- Schettino faces possible charges of manslaughter, shipwreck and abandoning ship
- 16 people are dead, 16 others missing after Costa Concordia hit rocks on January 13
- Schettino told court officials he was helping with lifeboats and realized he was off the ship
- Reports: The captain told a friend he was pressured to steer toward an island
The captain of the shipwrecked cruise liner Costa Concordia faced a closed-door hearing Monday over whether he should remain under house arrest.
Francesco Schettino faces possible charges of manslaughter, shipwreck and abandoning ship after the vessel struck rocks and rolled onto its side in the waters off the Italian island of Giglio on January 13. Sixteen bodies have been recovered, and 16 people remain missing from the roughly 4,200 people who were aboard the cruise liner.
One of Schettino's lawyers, Salvatore Parascandola, said the defense team was "optimistic" that he would be freed from house arrest.
"We don't think that any of the (justifications) for Schettino's house arrest are valid. He is not going to escape or to repeat the crime," Parascandola said.
Prosecutor Stefano Pizza did not speak to reporters as he entered or left the court. Prosecutors want Schettino's house arrest revoked and the captain sent back to jail to await trial.
By law, the three-judge panel has three days to reach a verdict on house arrest.
In his answers to prosecutors, defense attorneys and a judge investigating the case last month, Schettino admitted he made a "mistake" in striking the rocks.
"I hit this projection of rock that seems almost stuck into the ship, but this was my mistake," Schettino said, according to a 126-page transcript. "... There isn't anything I can say, as I was convinced that passing within .28 of a mile there wouldn't be any problem."
The captain also brushed aside suggestions that at 15 knots, he was going too fast, as alleged by prosecutors.
"There isn't a speed limit," he said. "... We had more or less the speed needed to reach Savona on time."
According to the transcript, Schettino said he ran the ship aground to keep it from sinking. "This is what allowed me to limit the tilting," he said.
Maritime lawyer Jim Allsworth said the maneuver is "fairly standard" in the case of a ship taking on water and in danger of sinking or capsizing. "The best thing to do is to put it aground to stop it sinking."
But in statements made during a phone conversation with a friend, Schettino said managers pressured him to steer the ship to the area where the collision occurred, two Italian newspapers reported Wednesday.
La Repubblica and Corriere della Sera published excerpts from a telephone conversation Schettino had with a friend after his January 14 arrest.
The captain called his friend from the prosecutor's office, and authorities tapped the phone, the newspapers said.
"In my place, someone else wouldn't have been so benevolent to have gone right under there, because they have pissed me off, go, go there," Schettino said, in an apparent reference to getting close to the island, according to the newspapers. "The shallows were there, but it wasn't signaled by the instruments that I had, and I went through ... in order to follow what the managers wanted."
Schettino attorney Alessandro Antichi confirmed the wiretap but would not comment on the conversation.
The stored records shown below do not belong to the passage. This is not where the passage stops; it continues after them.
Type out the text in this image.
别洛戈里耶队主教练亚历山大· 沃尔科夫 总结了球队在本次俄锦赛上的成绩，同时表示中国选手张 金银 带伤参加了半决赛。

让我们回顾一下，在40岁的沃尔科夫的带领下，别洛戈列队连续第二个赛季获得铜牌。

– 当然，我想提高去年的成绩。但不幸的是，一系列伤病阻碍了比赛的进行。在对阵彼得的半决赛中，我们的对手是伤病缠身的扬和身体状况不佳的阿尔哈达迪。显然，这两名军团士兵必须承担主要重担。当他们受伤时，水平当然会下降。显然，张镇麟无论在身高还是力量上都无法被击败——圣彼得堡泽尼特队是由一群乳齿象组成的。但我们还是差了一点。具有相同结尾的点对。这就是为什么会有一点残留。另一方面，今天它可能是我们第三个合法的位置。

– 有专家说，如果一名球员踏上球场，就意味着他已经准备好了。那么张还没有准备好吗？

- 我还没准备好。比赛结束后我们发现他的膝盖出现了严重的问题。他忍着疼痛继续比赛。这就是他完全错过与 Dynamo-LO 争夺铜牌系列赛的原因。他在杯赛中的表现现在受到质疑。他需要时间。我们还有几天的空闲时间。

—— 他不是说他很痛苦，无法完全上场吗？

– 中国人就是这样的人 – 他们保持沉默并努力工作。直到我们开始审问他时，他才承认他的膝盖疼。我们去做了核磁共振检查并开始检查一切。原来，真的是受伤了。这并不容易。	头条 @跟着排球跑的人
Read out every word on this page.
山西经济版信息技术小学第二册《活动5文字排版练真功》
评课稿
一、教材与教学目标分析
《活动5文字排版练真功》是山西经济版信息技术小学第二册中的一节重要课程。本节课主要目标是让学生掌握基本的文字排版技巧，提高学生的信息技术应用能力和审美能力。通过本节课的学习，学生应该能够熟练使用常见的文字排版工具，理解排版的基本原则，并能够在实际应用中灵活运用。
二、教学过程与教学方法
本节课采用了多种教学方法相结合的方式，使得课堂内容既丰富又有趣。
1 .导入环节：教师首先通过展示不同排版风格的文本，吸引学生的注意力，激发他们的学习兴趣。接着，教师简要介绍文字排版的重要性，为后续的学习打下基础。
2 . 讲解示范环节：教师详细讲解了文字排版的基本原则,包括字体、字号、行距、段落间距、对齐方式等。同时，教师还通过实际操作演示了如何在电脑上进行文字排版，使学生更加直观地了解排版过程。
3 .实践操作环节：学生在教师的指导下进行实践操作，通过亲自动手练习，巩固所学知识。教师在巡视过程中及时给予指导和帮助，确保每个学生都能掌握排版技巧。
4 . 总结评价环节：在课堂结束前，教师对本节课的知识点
The information should not have been published, he said, as it is part of the investigation.
The man behind the steering wheel, Jacob Rusli Bin, told investigators that after the ship struck the rocks, Schettino cursed and said he had not seen them, La Repubblica reported.
Both Costa Cruises and authorities have criticized Schettino's behavior.
Costa cannot conduct an independent investigation because prosecutors seized the ship's data recorder. The recorder had some connection problems but is working, Costa chief executive Per Luigi Foschi has said. It contains conversation recordings and navigation system data, he said.
Cruise ship passengers described a scene of panic and confusion as they rushed for lifeboats. Some said the crew seemed overwhelmed and did not have accurate information on what was taking place.
In the transcript, Schettino also described the chaos, saying that he helped passengers onto lifeboats and that some became stuck because of the angle of the listing ship. He said he was trying to launch a lifeboat when he realized he was no longer on board.
"I was then on the lifeboat. It isn't as if I had boarded it," he said. "Look, I fell on its roof."
However, in the wiretapped conversation, Schettino told the friend, "When I understood that the ship was tilting, I decided to leave, and left," according to Corriere della Sera.
A captain's leaving the ship with passengers still aboard is difficult to defend, said Italian criminal defense attorney Ugo Meucci, who does not represent Schettino.
"This is a very difficult position because our law is very strong, and the risk is very high for the captain," who could face a 15-year jail sentence, Meucci said.